It’s TV, but not as we know it

Plenty have already been written about the Apple TV, on how its features are limited and will be a massive flop to how it will revolutionise TV viewing. I think I agree to both point of views, because how you feel about Apple TV depend heavily on what TV is meant to you and how it fits into your life.

From the traditional TV viewing point of view, Apple TV is a strange beast. It is not a DVD player or a DVR, so it is not about replacing a piece of equipement that we already own. Apple TV 'merely' plays content from your computer on your TV, be it video purchased from iTunes Music Store or video ripped from DVD, etc. Nothing revoluionary there, is there?

But if you look at Apple TV from another angle. One where video content are no longer served by the few TV networks and I think this is where Apple TV will be the watershed device when we look back in 5 years time. DVRs, and to some extend DVD players, have changed TV viewing for many people. We are no longer tied to the TV schedules defined by someone working at a desk in the network. Now we can record shows that we want to watch and then watch them when we want to. If we take this one step further so now we also control what will be shown on the TV, this is what makes Apple TV so special and may take a while for content creators to recognise.

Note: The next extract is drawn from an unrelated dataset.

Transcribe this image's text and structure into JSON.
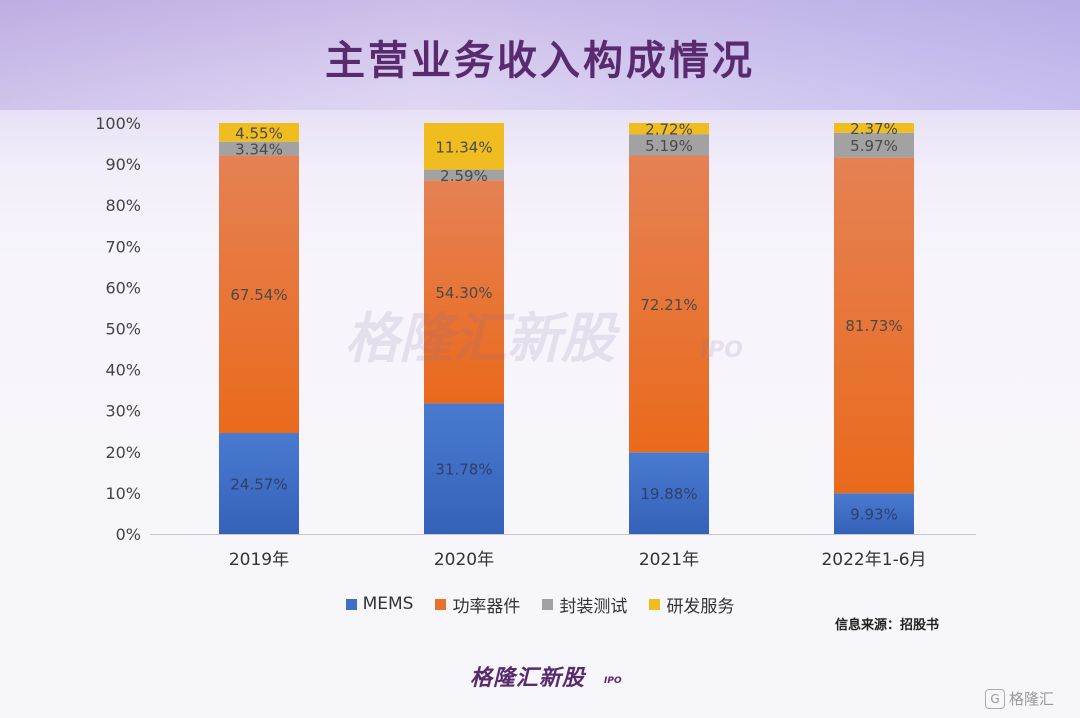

With video podcasts on iTunes, Joost, and other P2P 'sources', we are no longer tied to content any more. We are now empowered to find content that we want to watch when we want to. Of course many people have been doing this for a long time but it is not simply a few clicks of the mouse button and most consumers neither have the skills nor the time to find content this way. Apple TV, I feel, is the device that will bring consumer awareness to the possibility of decentralised TV content. And this raise in awareness will finally force content providers (TV networks, movie studios, MPAA, etc.) to realise the old model can no longer be the only model. The cat is out of the bag and if the content providers want to be rewarded for content they created, they need to help us find content that we want to watch, not actively blocking us and force us into the old revenue streams (TV, movie theatres, DVD).